As an employee, it is your legal right to be dismissed in a fair manner by your employer. Fair reasons for dismissal include (but are not limited to) continually being absent from work, substandard discipline, substance abuse and criminality.
An unfair dismissal claim is a statutory right governed by the Employment Rights Act 1996, which can only be exercised before an employment tribunal.
A dismissal may be considered unfair in a number of ways. An employee may feel that their employer ended their employment unfairly, either due to the reason given for their dismissal (for example, being dismissed based on a false allegation of incompetence) or the way in which they were dismissed (for instance, being dismissed without following disciplinary procedures).
There are some reasons for dismissal that are automatically unfair and entitle the employee to bring an unfair dismissal action. A dismissal in which the employee exercised, or tried to exercise, their statutory rights qualifies as an automatically unfair dismissal. This would include an employee’s right to maternity leave.
This was the case for Rebecca Raven, an art teacher who was dismissed after requesting maternity leave. The school claimed that Raven’s dismissal was by way of redundancy. However, a tribunal found in Raven’s favour.
In his ruling, Judge Thompson said, “…the reason for the dismissal in this case was the claimant’s pregnancy/maternity leave and as such was automatically unfair, contrary to the Employment Rights Act 1996.”
Aside from cases in which the reason for dismissal is automatically unfair (in which an employee can make a claim for unfair dismissal regardless of the length of time they have been employed), in normal circumstances an employee can only instigate unfair dismissal proceedings if they have at least one year’s continuous service under their belt (two years’ service if they started work on or after 6 April 2012).
In either circumstance, an employee must bring an unfair dismissal action within three months of being dismissed. Compensation, or ‘damages’, is intended to restore the employee to their financial position before dismissal. Damages are calculated on the basis of loss of earnings and are limited to £72,300 for events occurring on or after 1 February 2012.
Crucially, unfair dismissal requires a dismissed employee to be just that – an employee – rather than a self-employed individual. Nadine Quashie, a former lap dancer, was granted the right to sue Stringfellows – the celebrity strip club that dismissed her – after an appeal tribunal found that she was technically an employee.

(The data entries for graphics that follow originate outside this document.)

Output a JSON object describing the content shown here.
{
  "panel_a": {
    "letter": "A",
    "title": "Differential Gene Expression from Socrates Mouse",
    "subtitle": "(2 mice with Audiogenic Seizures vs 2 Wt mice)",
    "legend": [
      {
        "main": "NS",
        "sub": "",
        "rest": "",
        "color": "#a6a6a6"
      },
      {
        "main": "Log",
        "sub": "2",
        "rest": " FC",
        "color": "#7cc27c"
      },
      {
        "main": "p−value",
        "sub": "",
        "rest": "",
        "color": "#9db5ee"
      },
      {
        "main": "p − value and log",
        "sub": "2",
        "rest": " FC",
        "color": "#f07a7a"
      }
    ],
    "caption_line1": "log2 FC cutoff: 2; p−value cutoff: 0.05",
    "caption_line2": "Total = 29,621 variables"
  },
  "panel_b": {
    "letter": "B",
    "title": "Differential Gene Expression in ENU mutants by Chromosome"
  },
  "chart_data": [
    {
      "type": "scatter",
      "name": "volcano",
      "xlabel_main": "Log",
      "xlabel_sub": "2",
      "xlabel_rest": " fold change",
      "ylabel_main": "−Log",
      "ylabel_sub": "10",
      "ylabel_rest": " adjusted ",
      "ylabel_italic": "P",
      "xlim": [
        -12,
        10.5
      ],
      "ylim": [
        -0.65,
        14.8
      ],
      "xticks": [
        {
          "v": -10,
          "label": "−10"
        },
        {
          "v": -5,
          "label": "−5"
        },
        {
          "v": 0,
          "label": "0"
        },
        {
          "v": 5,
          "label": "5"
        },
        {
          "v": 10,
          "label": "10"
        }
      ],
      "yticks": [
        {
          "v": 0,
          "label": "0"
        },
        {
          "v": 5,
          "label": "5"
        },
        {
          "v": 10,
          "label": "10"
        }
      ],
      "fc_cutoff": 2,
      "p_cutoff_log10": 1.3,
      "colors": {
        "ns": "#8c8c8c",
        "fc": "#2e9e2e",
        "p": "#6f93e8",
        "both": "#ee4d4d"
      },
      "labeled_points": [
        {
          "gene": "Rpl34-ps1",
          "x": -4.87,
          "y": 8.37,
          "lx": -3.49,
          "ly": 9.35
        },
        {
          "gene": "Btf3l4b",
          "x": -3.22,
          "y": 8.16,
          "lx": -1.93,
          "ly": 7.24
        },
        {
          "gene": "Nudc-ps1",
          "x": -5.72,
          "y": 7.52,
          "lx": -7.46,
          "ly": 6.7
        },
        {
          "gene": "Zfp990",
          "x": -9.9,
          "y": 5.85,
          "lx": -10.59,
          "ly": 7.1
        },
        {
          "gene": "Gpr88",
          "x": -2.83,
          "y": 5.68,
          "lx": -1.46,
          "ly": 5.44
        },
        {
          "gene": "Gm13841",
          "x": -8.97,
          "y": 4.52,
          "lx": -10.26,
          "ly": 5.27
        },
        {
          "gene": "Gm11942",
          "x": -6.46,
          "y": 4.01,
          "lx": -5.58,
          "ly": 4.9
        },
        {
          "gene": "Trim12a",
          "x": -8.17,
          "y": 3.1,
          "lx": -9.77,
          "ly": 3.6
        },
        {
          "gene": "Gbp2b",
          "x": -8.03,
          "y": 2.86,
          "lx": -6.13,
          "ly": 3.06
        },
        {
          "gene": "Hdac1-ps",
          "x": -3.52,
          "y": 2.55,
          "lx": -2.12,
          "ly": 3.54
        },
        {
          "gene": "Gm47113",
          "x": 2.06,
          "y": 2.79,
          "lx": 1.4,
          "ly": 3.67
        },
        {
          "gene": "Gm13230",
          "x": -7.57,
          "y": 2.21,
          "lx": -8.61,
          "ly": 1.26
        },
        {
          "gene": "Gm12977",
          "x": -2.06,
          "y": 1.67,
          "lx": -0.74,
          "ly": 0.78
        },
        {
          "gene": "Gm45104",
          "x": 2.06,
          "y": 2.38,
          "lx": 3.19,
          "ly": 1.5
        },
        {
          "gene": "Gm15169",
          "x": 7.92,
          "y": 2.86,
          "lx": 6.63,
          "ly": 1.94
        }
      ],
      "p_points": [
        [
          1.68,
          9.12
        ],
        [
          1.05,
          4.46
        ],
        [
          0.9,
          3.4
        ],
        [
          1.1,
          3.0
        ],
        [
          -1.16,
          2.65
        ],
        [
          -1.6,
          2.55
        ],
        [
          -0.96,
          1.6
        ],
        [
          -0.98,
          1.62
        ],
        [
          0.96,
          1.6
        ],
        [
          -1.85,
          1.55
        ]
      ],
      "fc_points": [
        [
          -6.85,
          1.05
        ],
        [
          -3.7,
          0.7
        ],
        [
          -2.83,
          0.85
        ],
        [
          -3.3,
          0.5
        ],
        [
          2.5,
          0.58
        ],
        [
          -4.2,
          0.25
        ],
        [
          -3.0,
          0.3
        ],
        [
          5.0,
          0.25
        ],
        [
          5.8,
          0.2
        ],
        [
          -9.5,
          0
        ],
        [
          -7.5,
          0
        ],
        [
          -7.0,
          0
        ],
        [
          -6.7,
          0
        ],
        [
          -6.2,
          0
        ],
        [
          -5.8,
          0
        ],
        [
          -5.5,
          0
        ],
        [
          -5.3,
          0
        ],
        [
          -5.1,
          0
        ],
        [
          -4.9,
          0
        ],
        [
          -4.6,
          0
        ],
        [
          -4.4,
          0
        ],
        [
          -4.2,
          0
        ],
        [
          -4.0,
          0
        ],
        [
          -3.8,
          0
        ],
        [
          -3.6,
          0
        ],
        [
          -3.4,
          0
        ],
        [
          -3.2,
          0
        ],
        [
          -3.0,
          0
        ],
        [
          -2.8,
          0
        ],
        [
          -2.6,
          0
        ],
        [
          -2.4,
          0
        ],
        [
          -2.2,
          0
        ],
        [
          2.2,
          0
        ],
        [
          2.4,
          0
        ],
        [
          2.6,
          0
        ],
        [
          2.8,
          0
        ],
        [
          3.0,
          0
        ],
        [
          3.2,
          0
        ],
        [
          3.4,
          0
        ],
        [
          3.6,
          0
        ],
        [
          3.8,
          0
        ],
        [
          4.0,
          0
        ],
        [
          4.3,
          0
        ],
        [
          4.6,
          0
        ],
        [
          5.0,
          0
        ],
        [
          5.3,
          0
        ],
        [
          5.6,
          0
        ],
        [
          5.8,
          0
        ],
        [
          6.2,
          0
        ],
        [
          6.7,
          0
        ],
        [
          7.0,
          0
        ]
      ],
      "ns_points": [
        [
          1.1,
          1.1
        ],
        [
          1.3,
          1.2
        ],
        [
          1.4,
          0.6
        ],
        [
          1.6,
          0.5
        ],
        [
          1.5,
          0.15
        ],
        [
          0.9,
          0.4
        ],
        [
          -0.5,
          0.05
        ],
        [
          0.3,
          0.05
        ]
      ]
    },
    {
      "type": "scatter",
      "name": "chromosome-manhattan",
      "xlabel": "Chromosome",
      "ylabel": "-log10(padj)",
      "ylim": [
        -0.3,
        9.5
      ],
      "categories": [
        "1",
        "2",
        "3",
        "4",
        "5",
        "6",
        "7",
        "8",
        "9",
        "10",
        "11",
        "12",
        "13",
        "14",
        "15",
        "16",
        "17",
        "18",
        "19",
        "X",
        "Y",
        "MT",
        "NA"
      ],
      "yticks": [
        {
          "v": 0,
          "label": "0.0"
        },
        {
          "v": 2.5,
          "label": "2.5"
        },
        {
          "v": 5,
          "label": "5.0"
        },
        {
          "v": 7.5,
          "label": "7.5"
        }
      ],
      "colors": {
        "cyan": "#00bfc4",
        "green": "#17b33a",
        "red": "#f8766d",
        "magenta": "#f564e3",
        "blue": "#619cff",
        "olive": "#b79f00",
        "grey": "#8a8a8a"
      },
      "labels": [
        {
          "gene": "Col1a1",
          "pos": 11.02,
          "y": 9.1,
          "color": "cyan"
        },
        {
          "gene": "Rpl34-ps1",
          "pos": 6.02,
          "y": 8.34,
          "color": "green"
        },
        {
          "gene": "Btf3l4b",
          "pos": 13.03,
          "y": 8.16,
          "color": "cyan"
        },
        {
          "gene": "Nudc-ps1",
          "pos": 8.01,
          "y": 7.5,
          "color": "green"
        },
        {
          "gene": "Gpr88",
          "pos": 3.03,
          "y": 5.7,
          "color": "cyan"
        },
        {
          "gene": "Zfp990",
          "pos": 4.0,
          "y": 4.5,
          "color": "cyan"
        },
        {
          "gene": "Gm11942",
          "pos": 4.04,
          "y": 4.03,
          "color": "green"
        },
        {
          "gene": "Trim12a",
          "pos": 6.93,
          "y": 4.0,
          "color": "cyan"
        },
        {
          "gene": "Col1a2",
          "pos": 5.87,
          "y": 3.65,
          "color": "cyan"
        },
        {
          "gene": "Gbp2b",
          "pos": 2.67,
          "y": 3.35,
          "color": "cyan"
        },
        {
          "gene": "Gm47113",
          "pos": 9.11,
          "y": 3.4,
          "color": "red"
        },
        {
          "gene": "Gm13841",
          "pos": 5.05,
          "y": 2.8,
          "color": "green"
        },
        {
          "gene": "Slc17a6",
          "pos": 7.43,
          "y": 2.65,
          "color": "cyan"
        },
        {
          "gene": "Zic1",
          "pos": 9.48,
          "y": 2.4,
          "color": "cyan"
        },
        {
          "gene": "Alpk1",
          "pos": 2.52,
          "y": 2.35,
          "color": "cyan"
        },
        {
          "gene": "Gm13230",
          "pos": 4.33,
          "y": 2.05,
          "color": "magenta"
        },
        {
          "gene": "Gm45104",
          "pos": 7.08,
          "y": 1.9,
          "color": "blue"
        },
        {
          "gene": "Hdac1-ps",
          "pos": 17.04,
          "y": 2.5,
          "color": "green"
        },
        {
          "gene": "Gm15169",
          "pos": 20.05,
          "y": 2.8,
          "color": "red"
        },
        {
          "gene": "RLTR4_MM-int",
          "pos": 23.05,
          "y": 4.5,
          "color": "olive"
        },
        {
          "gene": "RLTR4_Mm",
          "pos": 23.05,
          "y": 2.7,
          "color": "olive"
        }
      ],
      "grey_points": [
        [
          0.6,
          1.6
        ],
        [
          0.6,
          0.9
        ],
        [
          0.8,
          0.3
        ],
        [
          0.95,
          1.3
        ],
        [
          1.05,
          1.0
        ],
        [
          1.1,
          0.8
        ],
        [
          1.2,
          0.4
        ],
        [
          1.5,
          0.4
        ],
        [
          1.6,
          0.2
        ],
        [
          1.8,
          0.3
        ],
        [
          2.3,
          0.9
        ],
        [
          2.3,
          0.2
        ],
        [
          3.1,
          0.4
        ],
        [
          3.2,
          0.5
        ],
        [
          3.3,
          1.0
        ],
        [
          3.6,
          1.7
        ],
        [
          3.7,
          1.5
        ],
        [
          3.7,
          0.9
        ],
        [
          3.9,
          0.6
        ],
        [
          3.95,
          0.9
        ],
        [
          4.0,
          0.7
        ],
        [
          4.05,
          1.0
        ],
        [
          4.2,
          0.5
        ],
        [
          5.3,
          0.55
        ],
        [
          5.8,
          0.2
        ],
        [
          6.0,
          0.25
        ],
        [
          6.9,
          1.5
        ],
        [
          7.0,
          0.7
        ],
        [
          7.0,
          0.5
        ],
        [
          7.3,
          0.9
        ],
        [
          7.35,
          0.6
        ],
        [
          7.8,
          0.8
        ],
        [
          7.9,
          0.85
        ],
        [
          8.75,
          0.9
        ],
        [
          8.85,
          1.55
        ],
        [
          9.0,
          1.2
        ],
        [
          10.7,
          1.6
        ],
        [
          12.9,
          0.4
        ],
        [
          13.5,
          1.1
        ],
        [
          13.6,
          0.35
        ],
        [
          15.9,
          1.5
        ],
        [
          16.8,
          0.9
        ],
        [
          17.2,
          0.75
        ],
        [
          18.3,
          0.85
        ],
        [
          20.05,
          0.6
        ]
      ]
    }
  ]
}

“This serves as a potent reminder to all businesses that it is not the label given to the employment that matters, but what actually happens in practice,” said Jo Keddie, a partner at Winckworth Sherwood. “If the reality of the relationship, as in this case, is found to be one of employment, then the business will be exposed to a raft of legal obligations…most importantly, taking care in how the relationship is ended.”
There are certain situations in which an employee feels compelled to resign from their job due to their employer’s conduct. This too is a form of dismissal, known as constructive dismissal.
An employee leaving their place of work under these circumstances must prove that their employer has committed a serious breach of the employment contract, which caused them to leave their job and they have not acted in any way that could be interpreted as having accepted the breach.
Stella English, series six winner of the popular reality television show, The Apprentice, is so unhappy with the treatment she received from Lord Sugar – the UK’s self-proclaimed “most belligerent boss” – that she is bringing legal proceedings against him for constructive dismissal.
English asserts that, contrary to claims made on The Apprentice, the winner would secure a job working directly for Lord Sugar, but she was placed in a company that he did not run, where she had no defined role and had next to no contact with him.
English describes her former role as one she would not have applied for “in a million years” had it been advertised. She claims that, not only was she over-qualified for the role, but she had to report to a manager who was more junior than herself. According to English this experience, coupled with employees who were advised not to follow her instructions, forced her to resign from her £100,000-a-year job. Lord Sugar denies the claims and the case is still pending.